(The Center Square) – The city of Berkeley approved extending the lease for 43 hotel rooms for homeless people for an additional 30 months at a cost of $5.36 million at the city council meeting Sept. 19.
Peter Radu, assistant to the city manager for the city of Berkeley, said the approval was a contingency plan. Radu said the city is waiting to see if it will be approved for a state grant that would give them the money to buy the hotel outright.
“The conversion to permanent supportive housing is our preference, but because the current lease on the motel ends in just over a month (10/31), we needed a back-up plan in the event our HomeKey application isn’t successful,” Radu said in an email to The Center Square.
Homekey is a state program that funds municipal efforts to house homeless people, often by funding the purchases of hotels.
The city was first awarded around $4.7 million from the State of California Encampment Resolution Funding grant to operate the Rodeway Inn.

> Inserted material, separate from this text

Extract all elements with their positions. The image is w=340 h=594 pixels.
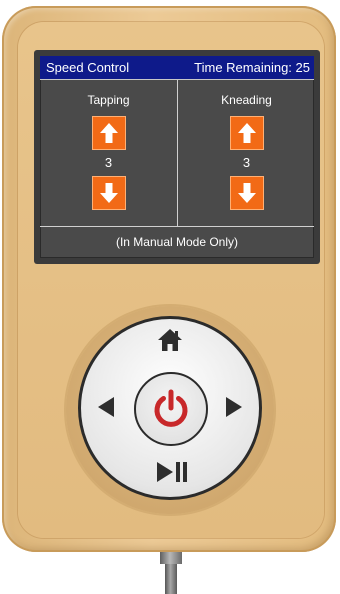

On April 26, 2023, the Council approved a contract with Adobe Services to manage the Rodeway Inn. The lease will expire Oct. 31.
There is a $2,000 per room deposit for damages due at the time of lease termination, a continuance of the urgency ordinance previously issued on April 26, 2022.
“It was a provision in the original lease that we will extend if HomeKey is not awarded,” Radu said. “The idea is that, because this is a low-barrier and harm-reduction oriented program to serve high needs individuals, the risk of property damage is real. Hotels, when renting rooms to a tourist, will pass damage on to the room occupant by charging those damages to their credit card; the same logic applies here (namely that the occupant—in this case, the city—should be responsible for damages caused by our occupancy there.”
As previously reported by The Center Square, in states like Colorado, Arizona, California, and Washington, cities are spending millions buying hotels to shelter the homeless.
The new contract will begin Nov. 31 and expire on Apr. 30, 2026.
According to documents, Since the beginning of the program for Peoples Park, 110 people have been served. Among the 72 who have left the program, 35 have moved directly into permanent housing.